Ex-UBS Executive Ghavami Guilty in Municipal Bid-Rig Case

Ex-UBS AG managing director Peter Ghavami and his former colleagues were found guilty in Manhattan federal court today of rigging bids for contracts to invest the proceeds of municipal bond sales.

Jurors found Ghavami and former UBS employees Gary Heinz and Michael Welty guilty of conspiring to rig bids. The three were accused of defrauding municipal-bond issuers by manipulating the competitive bidding process for investment transactions. Zurich-based UBS and other banks have paid more than $700 million to settle U.S. claims over the scheme.
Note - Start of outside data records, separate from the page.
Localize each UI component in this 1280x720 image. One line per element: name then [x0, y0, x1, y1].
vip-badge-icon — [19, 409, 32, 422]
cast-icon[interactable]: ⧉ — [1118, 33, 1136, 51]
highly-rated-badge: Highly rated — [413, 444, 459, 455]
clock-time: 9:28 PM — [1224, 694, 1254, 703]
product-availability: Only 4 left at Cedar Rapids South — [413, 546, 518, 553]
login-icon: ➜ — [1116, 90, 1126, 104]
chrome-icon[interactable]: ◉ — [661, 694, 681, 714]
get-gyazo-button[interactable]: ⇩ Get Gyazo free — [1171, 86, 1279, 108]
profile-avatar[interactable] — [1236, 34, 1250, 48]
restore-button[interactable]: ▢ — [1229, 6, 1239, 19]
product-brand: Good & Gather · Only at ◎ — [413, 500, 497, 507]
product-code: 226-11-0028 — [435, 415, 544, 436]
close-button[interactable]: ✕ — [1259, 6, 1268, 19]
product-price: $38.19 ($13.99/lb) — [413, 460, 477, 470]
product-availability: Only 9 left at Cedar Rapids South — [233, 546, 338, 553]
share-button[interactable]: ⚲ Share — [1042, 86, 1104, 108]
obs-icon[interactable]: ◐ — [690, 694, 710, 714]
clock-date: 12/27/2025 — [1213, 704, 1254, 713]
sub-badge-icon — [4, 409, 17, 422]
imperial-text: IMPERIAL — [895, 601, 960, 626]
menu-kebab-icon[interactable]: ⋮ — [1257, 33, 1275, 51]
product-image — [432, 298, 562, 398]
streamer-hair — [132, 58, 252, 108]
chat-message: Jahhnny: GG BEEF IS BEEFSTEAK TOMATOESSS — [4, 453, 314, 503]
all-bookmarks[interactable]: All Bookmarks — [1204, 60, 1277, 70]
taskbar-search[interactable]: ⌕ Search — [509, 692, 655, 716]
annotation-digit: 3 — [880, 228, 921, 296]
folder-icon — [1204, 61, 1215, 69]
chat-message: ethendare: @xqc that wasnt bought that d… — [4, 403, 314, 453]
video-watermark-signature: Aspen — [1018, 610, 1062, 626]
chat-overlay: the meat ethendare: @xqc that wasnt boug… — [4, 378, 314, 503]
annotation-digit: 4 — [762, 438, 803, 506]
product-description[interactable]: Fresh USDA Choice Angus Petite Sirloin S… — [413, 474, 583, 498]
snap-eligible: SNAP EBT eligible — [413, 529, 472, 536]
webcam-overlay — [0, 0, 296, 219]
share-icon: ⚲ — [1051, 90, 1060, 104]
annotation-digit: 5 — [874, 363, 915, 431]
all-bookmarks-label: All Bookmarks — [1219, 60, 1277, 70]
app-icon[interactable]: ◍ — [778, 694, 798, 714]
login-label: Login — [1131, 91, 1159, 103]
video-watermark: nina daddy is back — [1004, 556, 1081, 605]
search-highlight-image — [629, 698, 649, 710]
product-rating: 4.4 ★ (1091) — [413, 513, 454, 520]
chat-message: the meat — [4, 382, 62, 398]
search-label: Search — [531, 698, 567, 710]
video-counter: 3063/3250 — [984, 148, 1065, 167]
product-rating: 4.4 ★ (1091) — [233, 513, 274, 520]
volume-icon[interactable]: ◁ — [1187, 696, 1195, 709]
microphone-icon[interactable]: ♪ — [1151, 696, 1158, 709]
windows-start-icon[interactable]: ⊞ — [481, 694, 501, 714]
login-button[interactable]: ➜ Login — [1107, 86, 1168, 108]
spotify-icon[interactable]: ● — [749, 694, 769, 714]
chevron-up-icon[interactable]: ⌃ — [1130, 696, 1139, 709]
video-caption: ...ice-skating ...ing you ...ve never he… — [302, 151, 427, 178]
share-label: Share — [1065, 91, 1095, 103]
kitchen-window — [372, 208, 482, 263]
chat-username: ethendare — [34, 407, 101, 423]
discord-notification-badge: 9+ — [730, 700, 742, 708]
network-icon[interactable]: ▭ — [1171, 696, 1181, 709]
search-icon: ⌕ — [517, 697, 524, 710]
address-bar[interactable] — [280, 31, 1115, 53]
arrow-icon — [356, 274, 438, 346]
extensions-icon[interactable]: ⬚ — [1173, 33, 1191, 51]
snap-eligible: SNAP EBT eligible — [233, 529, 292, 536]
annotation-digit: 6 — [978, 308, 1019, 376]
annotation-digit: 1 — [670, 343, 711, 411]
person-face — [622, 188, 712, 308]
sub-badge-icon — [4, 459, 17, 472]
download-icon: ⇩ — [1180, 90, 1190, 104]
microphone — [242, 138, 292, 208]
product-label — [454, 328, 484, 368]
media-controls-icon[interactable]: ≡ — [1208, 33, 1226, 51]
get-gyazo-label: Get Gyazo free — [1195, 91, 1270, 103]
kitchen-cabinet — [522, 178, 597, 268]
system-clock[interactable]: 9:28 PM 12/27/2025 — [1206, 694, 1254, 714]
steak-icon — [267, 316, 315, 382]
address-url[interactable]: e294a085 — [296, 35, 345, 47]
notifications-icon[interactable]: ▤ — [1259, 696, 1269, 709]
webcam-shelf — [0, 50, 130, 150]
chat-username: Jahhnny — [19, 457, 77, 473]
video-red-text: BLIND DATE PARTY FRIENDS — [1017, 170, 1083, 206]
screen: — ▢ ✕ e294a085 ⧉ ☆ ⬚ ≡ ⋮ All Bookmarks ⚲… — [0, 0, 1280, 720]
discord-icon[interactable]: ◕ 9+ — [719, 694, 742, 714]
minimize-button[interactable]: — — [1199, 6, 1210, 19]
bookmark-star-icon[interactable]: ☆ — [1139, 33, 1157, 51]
Issuers of tax-exempt municipal bonds must use competitive bidding when selecting firms to handle deals to invest the proceeds, according to the indictment filed in the case. Prosecutors alleged that the defendants skirted that requirement by colluding with competitors to set bid prices, often to deliberately lose the auctions.

Former UBS employee Mark Zaino, a key witness who testified for the government under a cooperation agreement, told jurors that defendants sometimes solicited intentional losing bids and gave information to favored bidders to rig outcomes.

The case is U.S. v. Ghavami, 10-cr-1217, U.S. District Court, Southern District of New York (Manhattan).